At the time we lived above the carpet shop about 50 yards further along Abbeydale Road towards town, so we were able to actually carry our gear there – no need for a van. And how cool we would have looked lugging it all along the main road.
The Botanical Gardens has always been there in times of hope and not so much hope – an oasis of calm, or just somewhere to go and think or read a book, or to watch what remains of the seasonal cycle working itself out while being pestered by squirrels.
I discovered Endcliffe Park while living at yet another band house, on Hunter House Road near Hunters Bar. The walk up to the pond area, and beyond to Whitely Woods, is lovely and, as has been noted here before, the cafe does a wicked chip butty.
A new favourite is Bolehills above the Rivelin Valley with its spectacular views out over Stannington in one direction and almost across to the moors in the other.

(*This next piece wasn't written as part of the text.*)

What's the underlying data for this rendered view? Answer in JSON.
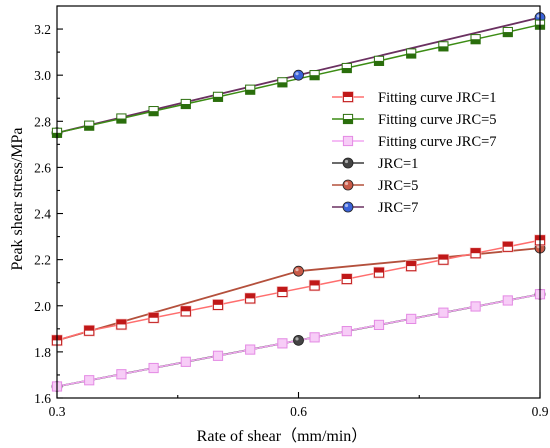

The weather can change quite quickly, though. Once, we got back home from a walk up there with dry fronts and completely wet backs, due to sudden and somewhat over-bracing sleetstorm equalling subsequent hasty retreat. No chip butties either.
While my wife seems to plot her way round town by supermarkets and department stores, I have tended to do it by music and guitar shops, but nowadays I have fewer landmarks.
So – to those that remain, defying the online onslaught and the pure pursuit of profit: Record Collector, Rare & Racy, Wavelength and all music-related retailers – 'may your credit remain uncrunched'.
I can't see how they can digitise charity shops, though. Broomhill has my favourites – Help The Aged (Anthony Burgess Shakespeare biog 2!) and Oxfam, of course.
I do like going upstairs at the new Cream cafe on the corner opposite the Fox and Duck, it's oddly pleasant to see an area you've known for years from a new perspective – and the carrot cake is top.